Publicado em: 26/02/2021 03:00 Atualizado em: 26/02/2021 08:13

O rebuliço institucional dos últimos dias girou entre a possibilidade ou não de um parlamentar, no curso de seu mandato, propalar ameaças contra ministros do STF e ofensas à honorabilidade desse último, consignadas em vídeo divulgado na mídia social pelo próprio. Para a Corte, tal conduta desbordaria dos limites da liberdade de pensamento e manifestação assegurada aos parlamentares, não se subsumindo a tutela protetiva da imunidade que lhes irroga a Constituição Federal, a ensejar a decretação de prisão do deputado “blogueiro”.

Para a devida contextualização, digno de nota, de um lado, que a ordem de segregação, de início decretada monocraticamente, restou secundada à unanimidade pelo plenário do STF. De outro, que a Câmara dos Deputados, pelo expressivo placar de 364 x 130, sufragou o decreto prisional. Os Poderes da República, inicialmente em polos contrapostos, se posicionaram a seu tempo e modo e, convergentemente, sinalizaram à sociedade que enough is enough. Melhor assim, sem dúvidas!!

A questão envolvendo a prisão de parlamentar federal, bom que se diga, não chega a ser inusitada. Aliás, olhando-se apenas as legislaturas pós-redemocratização tem-se infelizmente uma sensação de déjà vu (para ficar apenas num, quem lembra do caso do Deputado Natan Donadon?).

A querela jurídica que faz fervilhar o imbróglio atual, entretanto, se prende à questão de saber se o agente político, investido de mandato popular, tem ínsito ao exercício deste último a prerrogativa de vocalizar e reverberar o que bem entenda, ou se esta prerrogativa é passível de ser circunscrita pelas balizas da legalidade e moralidade - e mesmo proporcionalidade -, eis que, no caso, a verborragia do parlamentar extravasou condutas tisnadas da pecha criminal.

Os “fatos são coisas teimosas, e quaisquer que sejam nossos desejos, nossas inclinações ou os ditames de nossas paixões, eles não podem alterar o estado de fatos e evidências”, já dizia John Adams (ex-presidente dos EUA). A frase, ducentenária, não poderia ecoar mais contemporânea....

Prerrogativa ou direito algum se reveste de viés absoluto, sendo elementar que a virtude repousa no equilíbrio. Se é certo que o constituinte desejou apetrechar o parlamentar dos meios para exprimir livremente suas opiniões e visões de mundo, sem recear admoestações ou perseguições, não é menos certo que seu desiderato não foi chancelar discursos de afronta e ofensa, menos ainda de ameaça, quer a autoridades legitimamente investidas, quer aos Poderes da República, cujo escorreito funcionamento reclama harmonia, em sede dos freios e contrapesos legalmente definidos.

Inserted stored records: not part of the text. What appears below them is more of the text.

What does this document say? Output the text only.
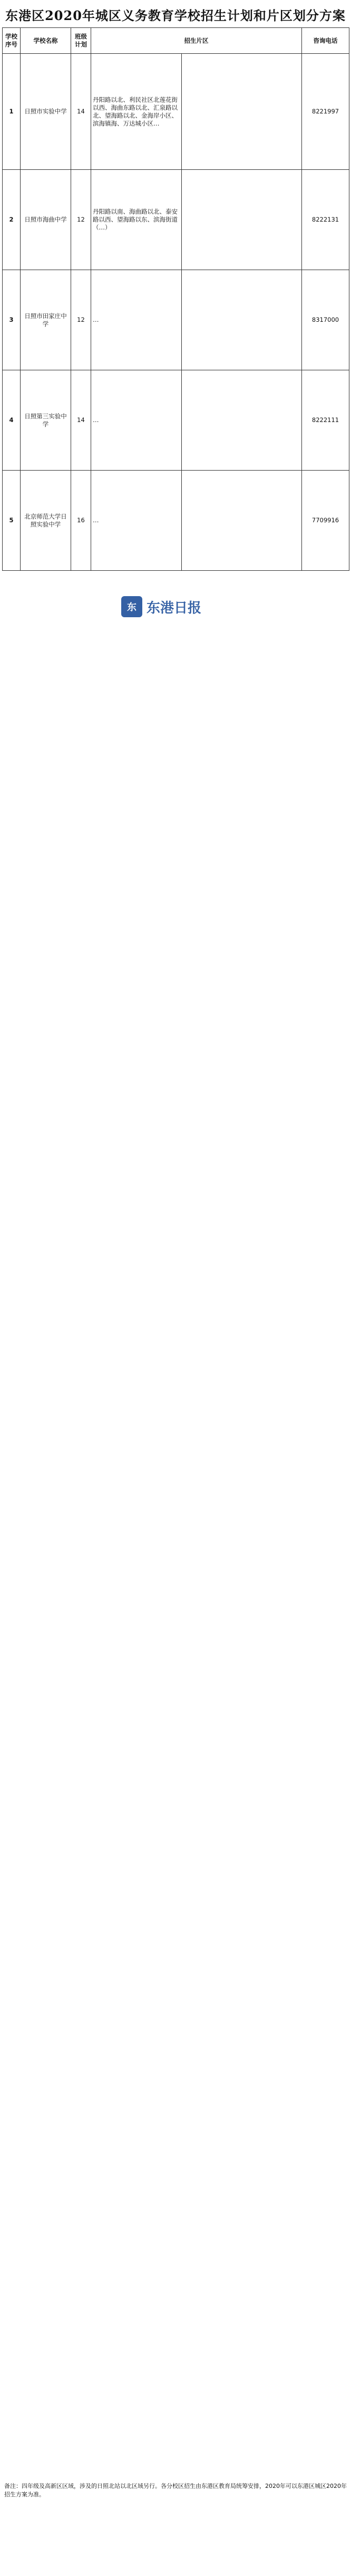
东港区2020年城区义务教育学校招生计划和片区划分方案
学校序号	学校名称	班级计划	招生片区		咨询电话
1	日照市实验中学	14	丹阳路以北、利民社区北莲花街以西、海曲东路以北、汇泉路以北、望海路以北、金海岸小区、滨海镇海、万达城小区…		8221997
2	日照市海曲中学	12	丹阳路以南、海曲路以北、泰安路以西、望海路以东、滨海街道（…）		8222131
3	日照市田家庄中学	12	…		8317000
4	日照第三实验中学	14	…		8222111
5	北京师范大学日照实验中学	16	…		7709916
东 东港日报
备注：四年级及高新区区域，涉及的日照北站以北区域另行。各分校区招生由东港区教育局统筹安排，2020年可以东港区城区2020年招生方案为准。
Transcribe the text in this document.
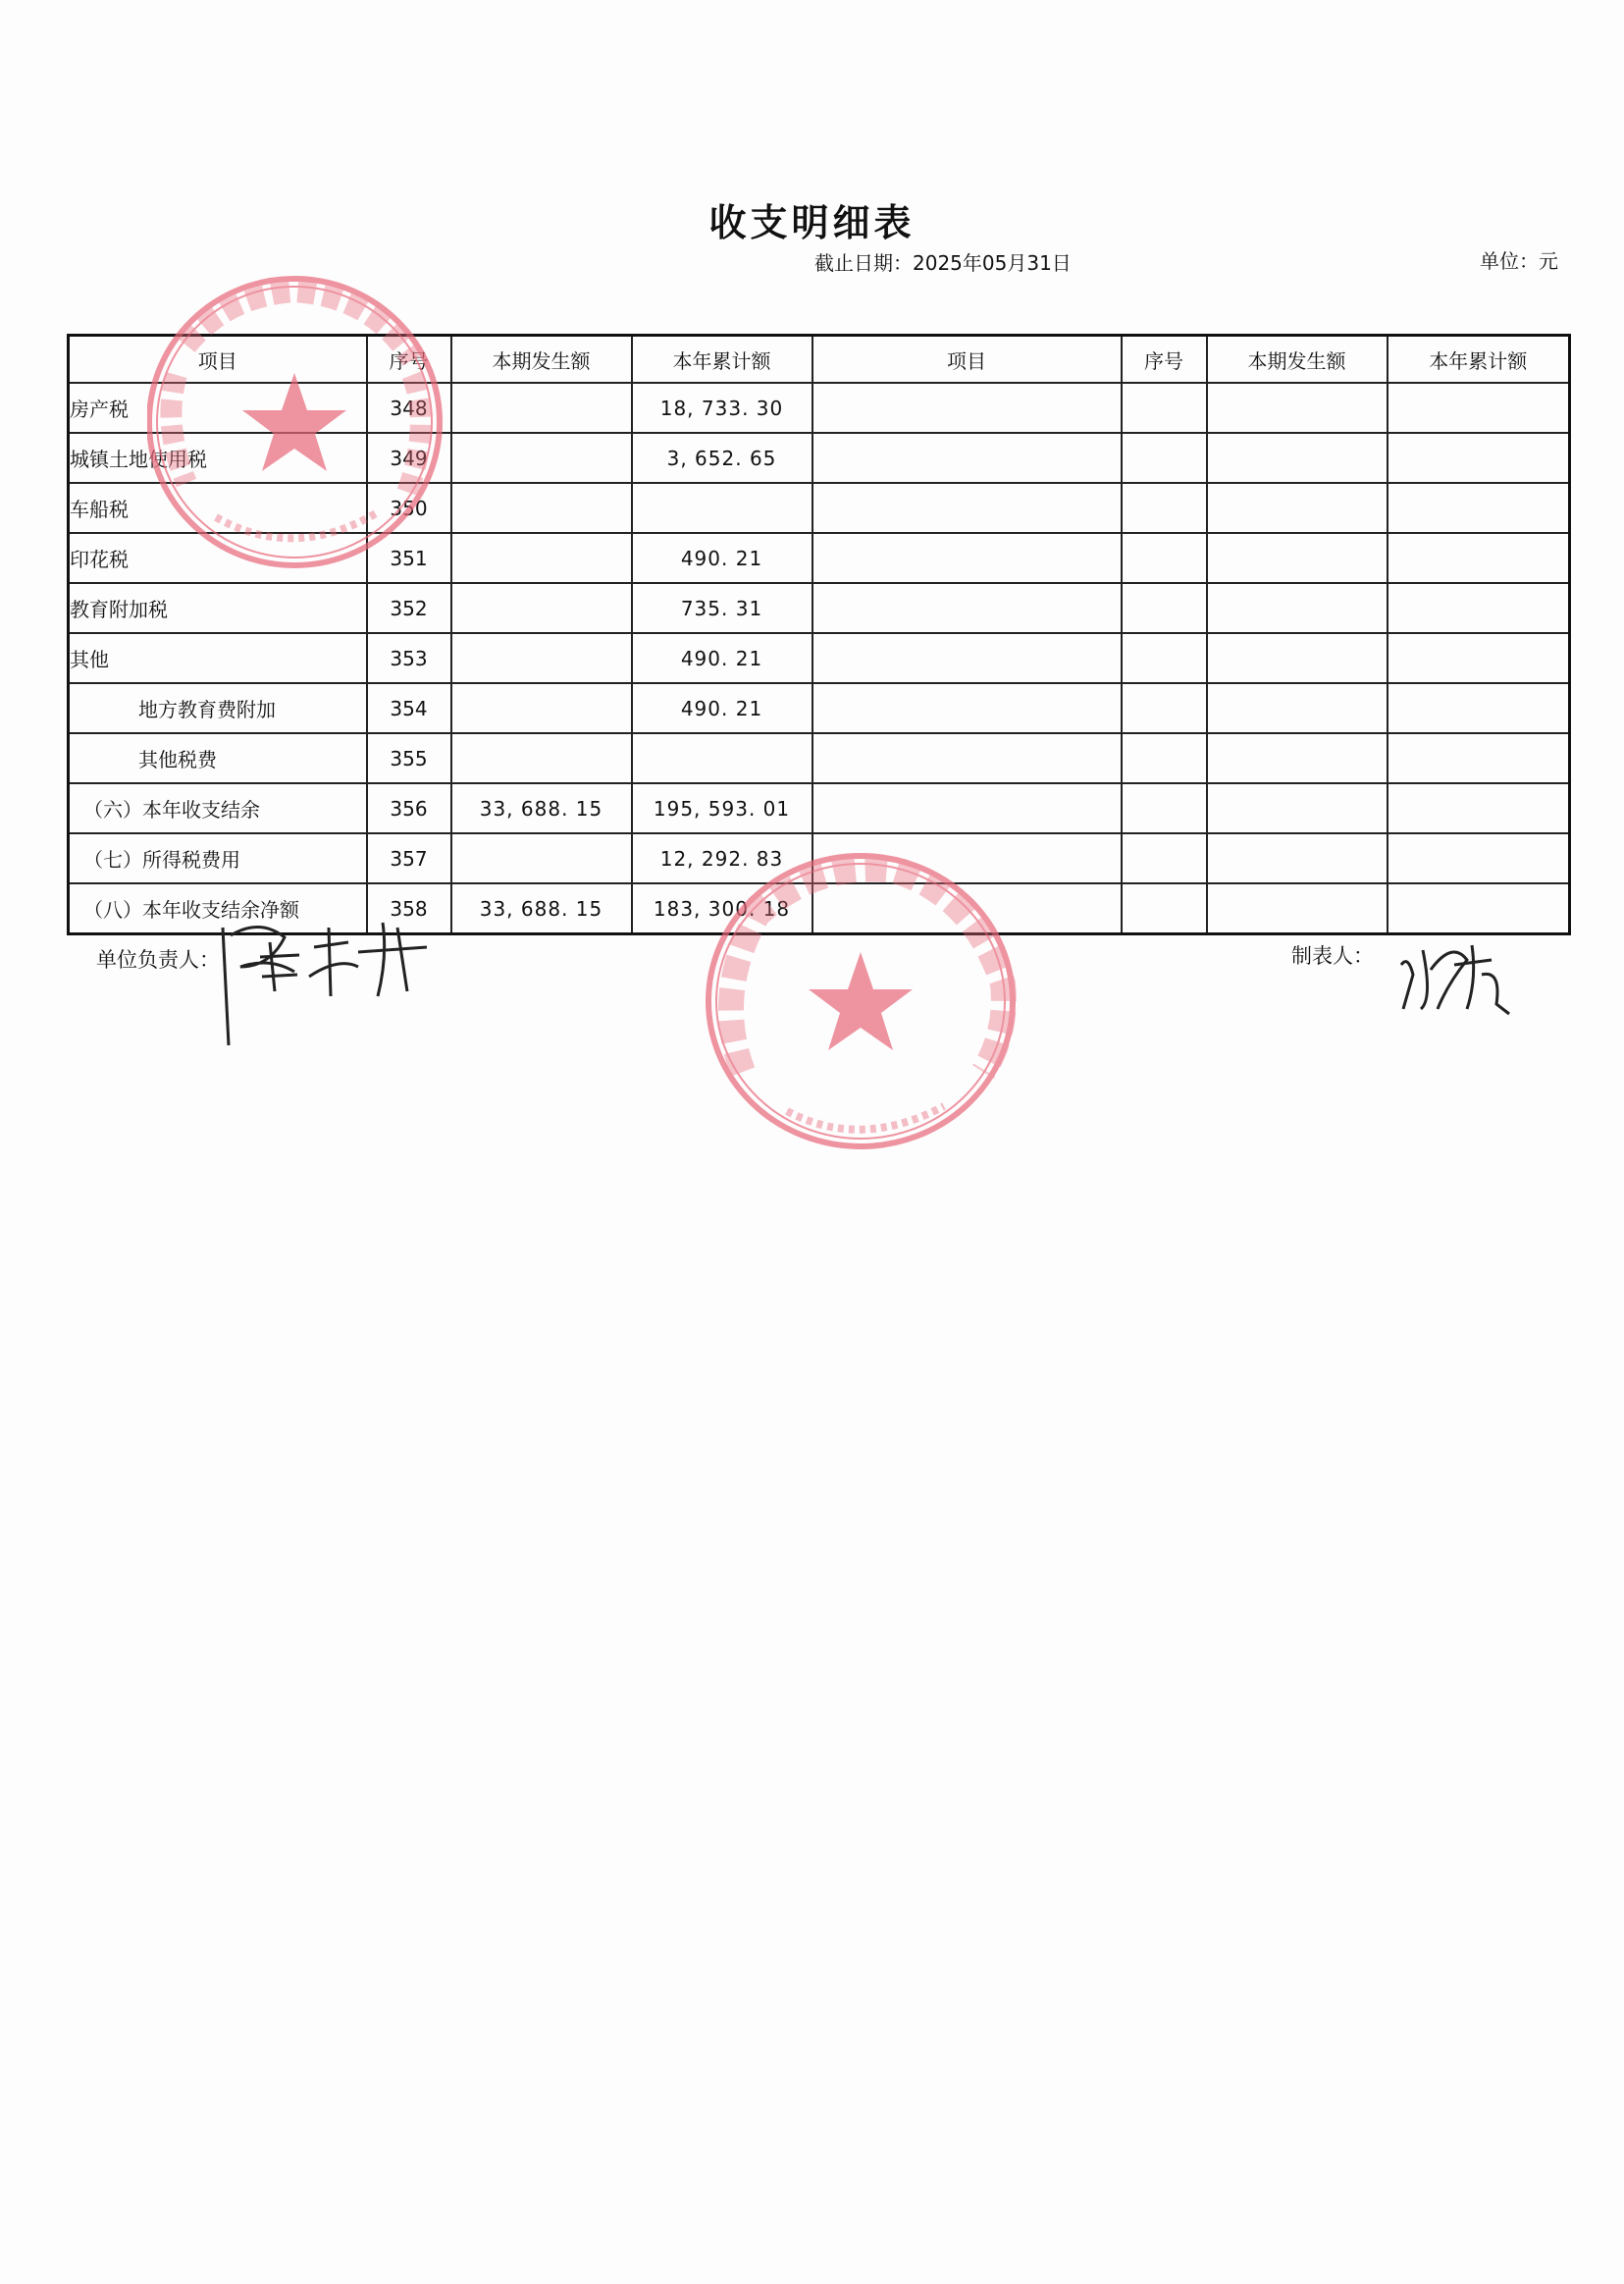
收支明细表
截止日期：2025年05月31日	单位：元
项目	序号	本期发生额	本年累计额	项目	序号	本期发生额	本年累计额
房产税	348		18, 733. 30				
城镇土地使用税	349		3, 652. 65				
车船税	350						
印花税	351		490. 21				
教育附加税	352		735. 31				
其他	353		490. 21				
地方教育费附加	354		490. 21				
其他税费	355						
（六）本年收支结余	356	33, 688. 15	195, 593. 01				
（七）所得税费用	357		12, 292. 83				
（八）本年收支结余净额	358	33, 688. 15	183, 300. 18				
单位负责人：	制表人：
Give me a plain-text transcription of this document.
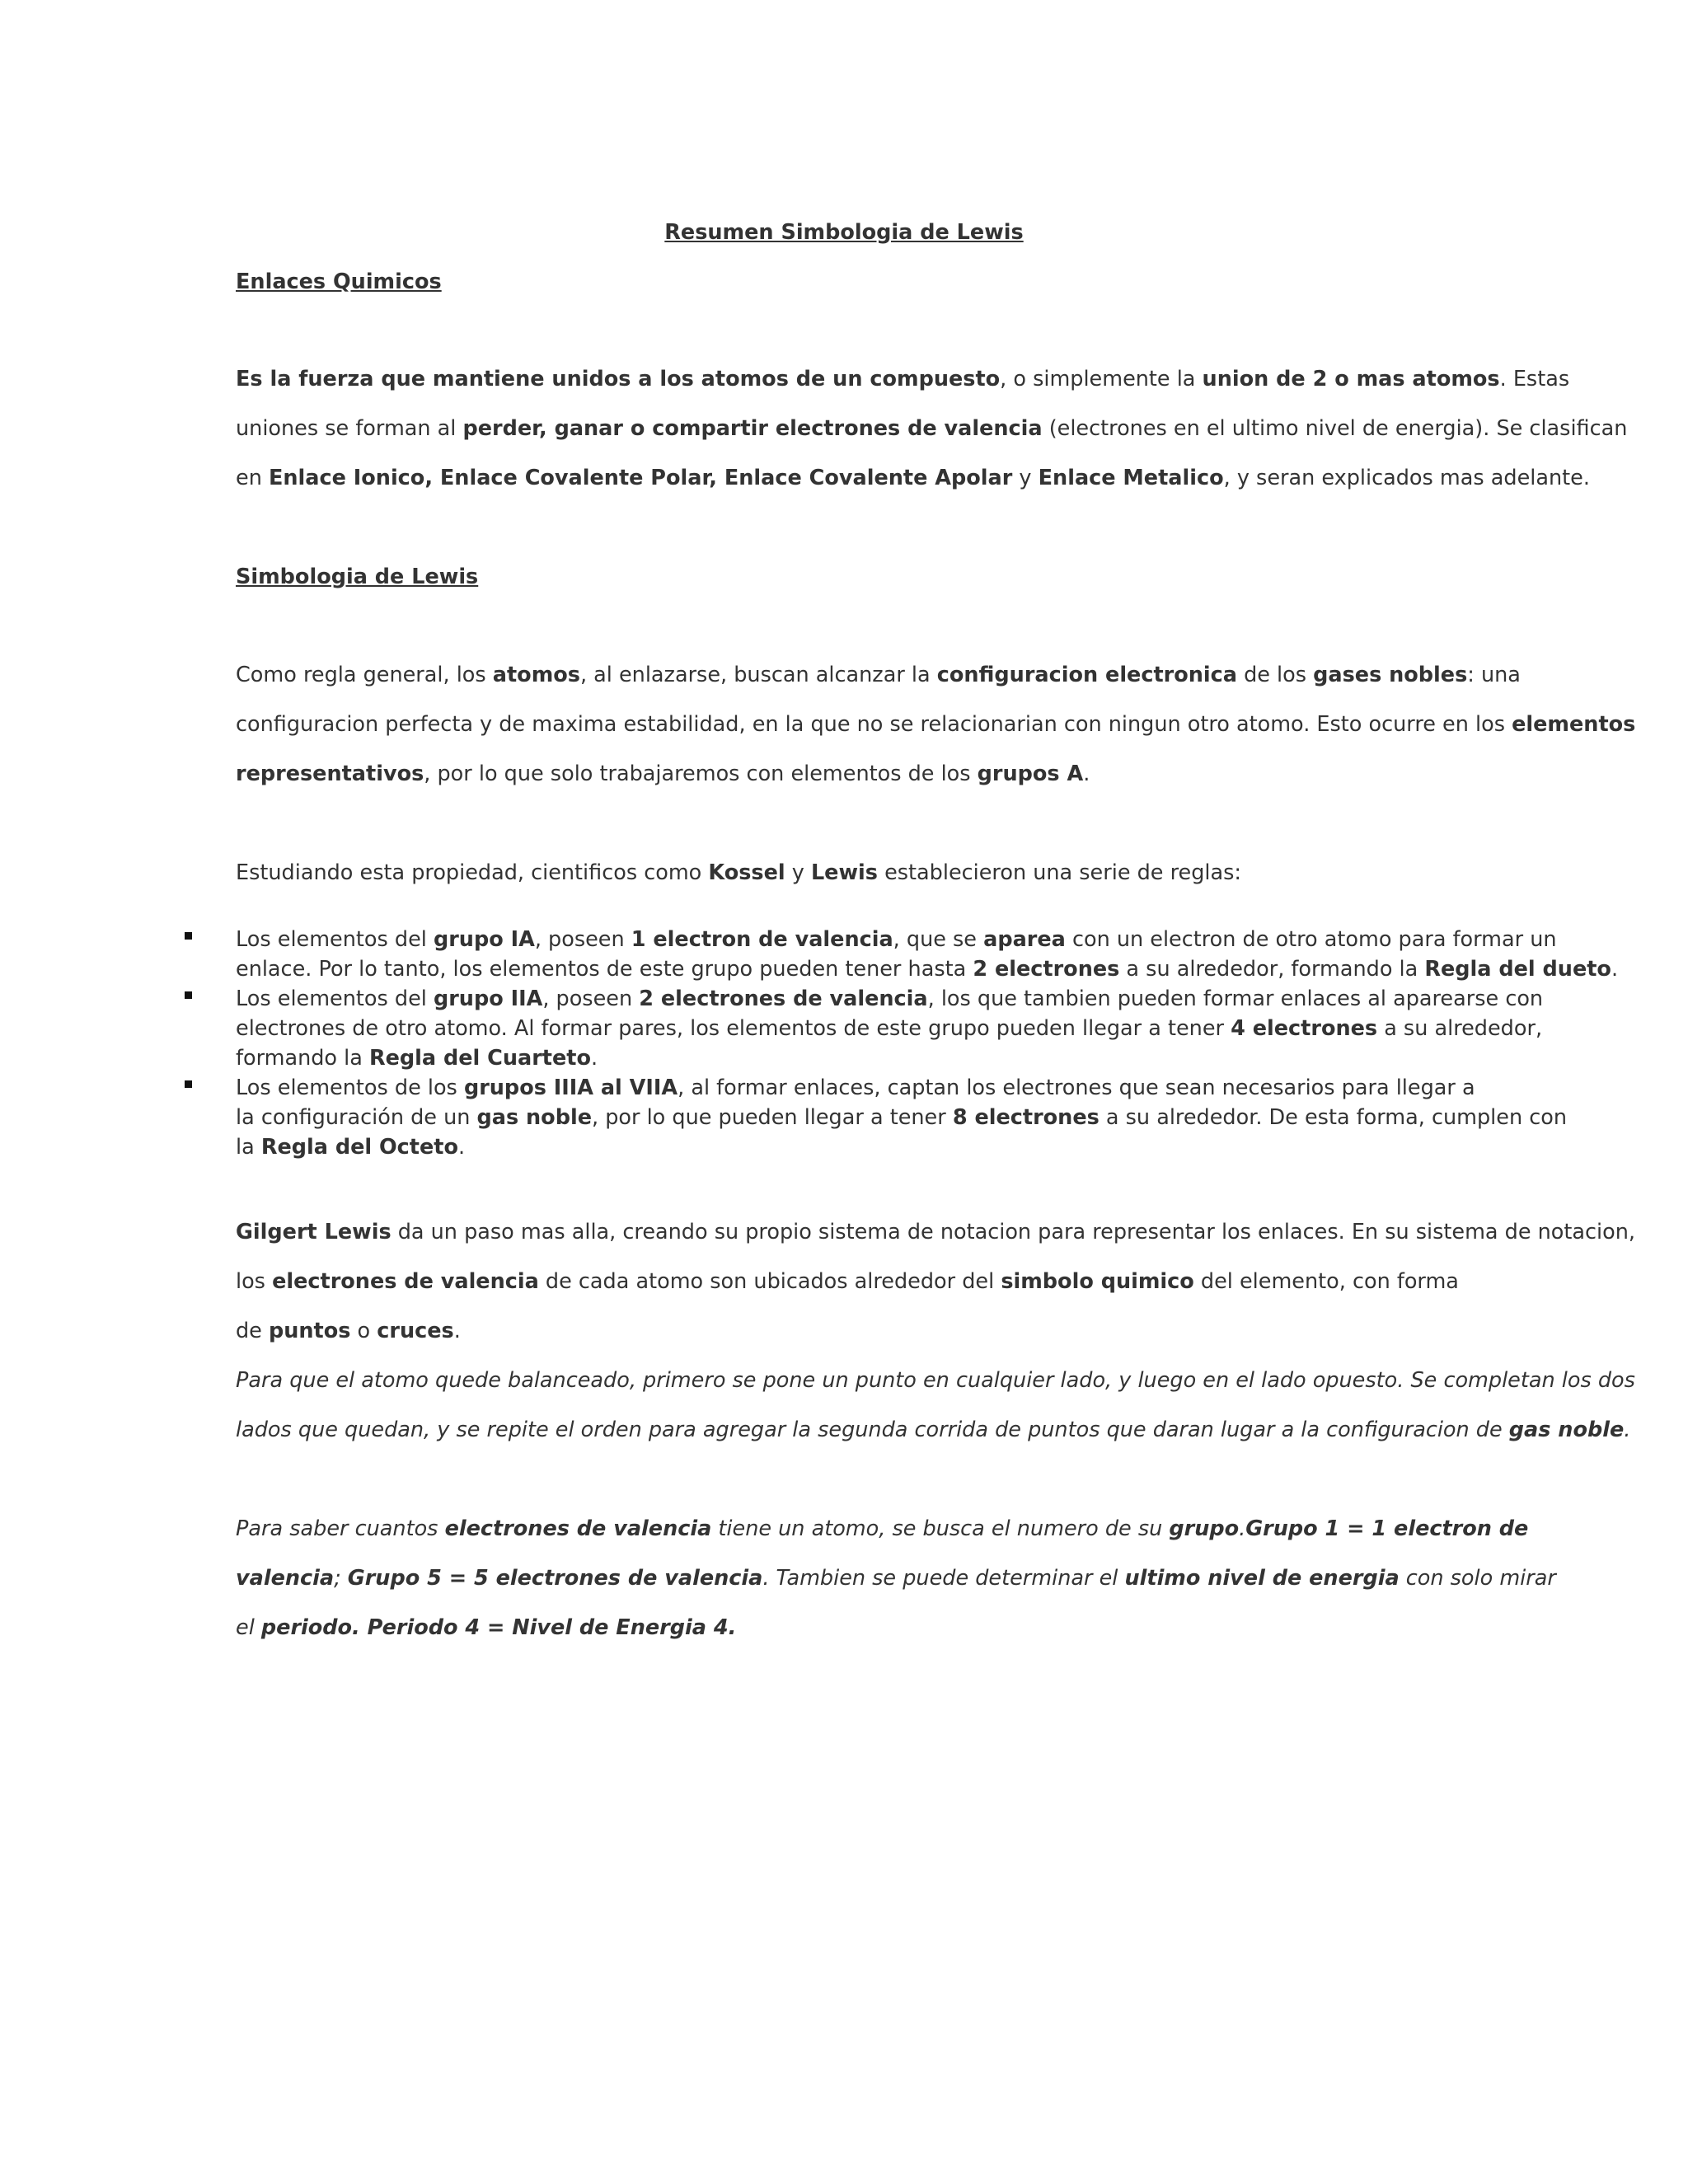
Resumen Simbologia de Lewis
Enlaces Quimicos
Es la fuerza que mantiene unidos a los atomos de un compuesto, o simplemente la union de 2 o mas atomos. Estas
uniones se forman al perder, ganar o compartir electrones de valencia (electrones en el ultimo nivel de energia). Se clasifican
en Enlace Ionico, Enlace Covalente Polar, Enlace Covalente Apolar y Enlace Metalico, y seran explicados mas adelante.
Simbologia de Lewis
Como regla general, los atomos, al enlazarse, buscan alcanzar la configuracion electronica de los gases nobles: una
configuracion perfecta y de maxima estabilidad, en la que no se relacionarian con ningun otro atomo. Esto ocurre en los elementos
representativos, por lo que solo trabajaremos con elementos de los grupos A.
Estudiando esta propiedad, cientificos como Kossel y Lewis establecieron una serie de reglas:
Los elementos del grupo IA, poseen 1 electron de valencia, que se aparea con un electron de otro atomo para formar un
enlace. Por lo tanto, los elementos de este grupo pueden tener hasta 2 electrones a su alrededor, formando la Regla del dueto.
Los elementos del grupo IIA, poseen 2 electrones de valencia, los que tambien pueden formar enlaces al aparearse con
electrones de otro atomo. Al formar pares, los elementos de este grupo pueden llegar a tener 4 electrones a su alrededor,
formando la Regla del Cuarteto.
Los elementos de los grupos IIIA al VIIA, al formar enlaces, captan los electrones que sean necesarios para llegar a
la configuración de un gas noble, por lo que pueden llegar a tener 8 electrones a su alrededor. De esta forma, cumplen con
la Regla del Octeto.
Gilgert Lewis da un paso mas alla, creando su propio sistema de notacion para representar los enlaces. En su sistema de notacion,
los electrones de valencia de cada atomo son ubicados alrededor del simbolo quimico del elemento, con forma
de puntos o cruces.
Para que el atomo quede balanceado, primero se pone un punto en cualquier lado, y luego en el lado opuesto. Se completan los dos
lados que quedan, y se repite el orden para agregar la segunda corrida de puntos que daran lugar a la configuracion de gas noble.
Para saber cuantos electrones de valencia tiene un atomo, se busca el numero de su grupo.Grupo 1 = 1 electron de
valencia; Grupo 5 = 5 electrones de valencia. Tambien se puede determinar el ultimo nivel de energia con solo mirar
el periodo. Periodo 4 = Nivel de Energia 4.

Para além das paixões político-partidárias, o excesso incorrido pelo parlamentar parece evidente na medida em que, no seu vídeo agride a essência do Estado Democrático de Direito (fundado, tal qual o reconhecemos, na tripartição de Poderes), para em seguida, uma vez encarcerado, apelar - aos seus pares políticos - pela proteção que emana da própria democracia. Ou se reza para Deus, ou para o capeta....

Se as instituições merecem aprimoramento, os meios certamente são outros (o processo legislativo sendo o seu caminho mais natural).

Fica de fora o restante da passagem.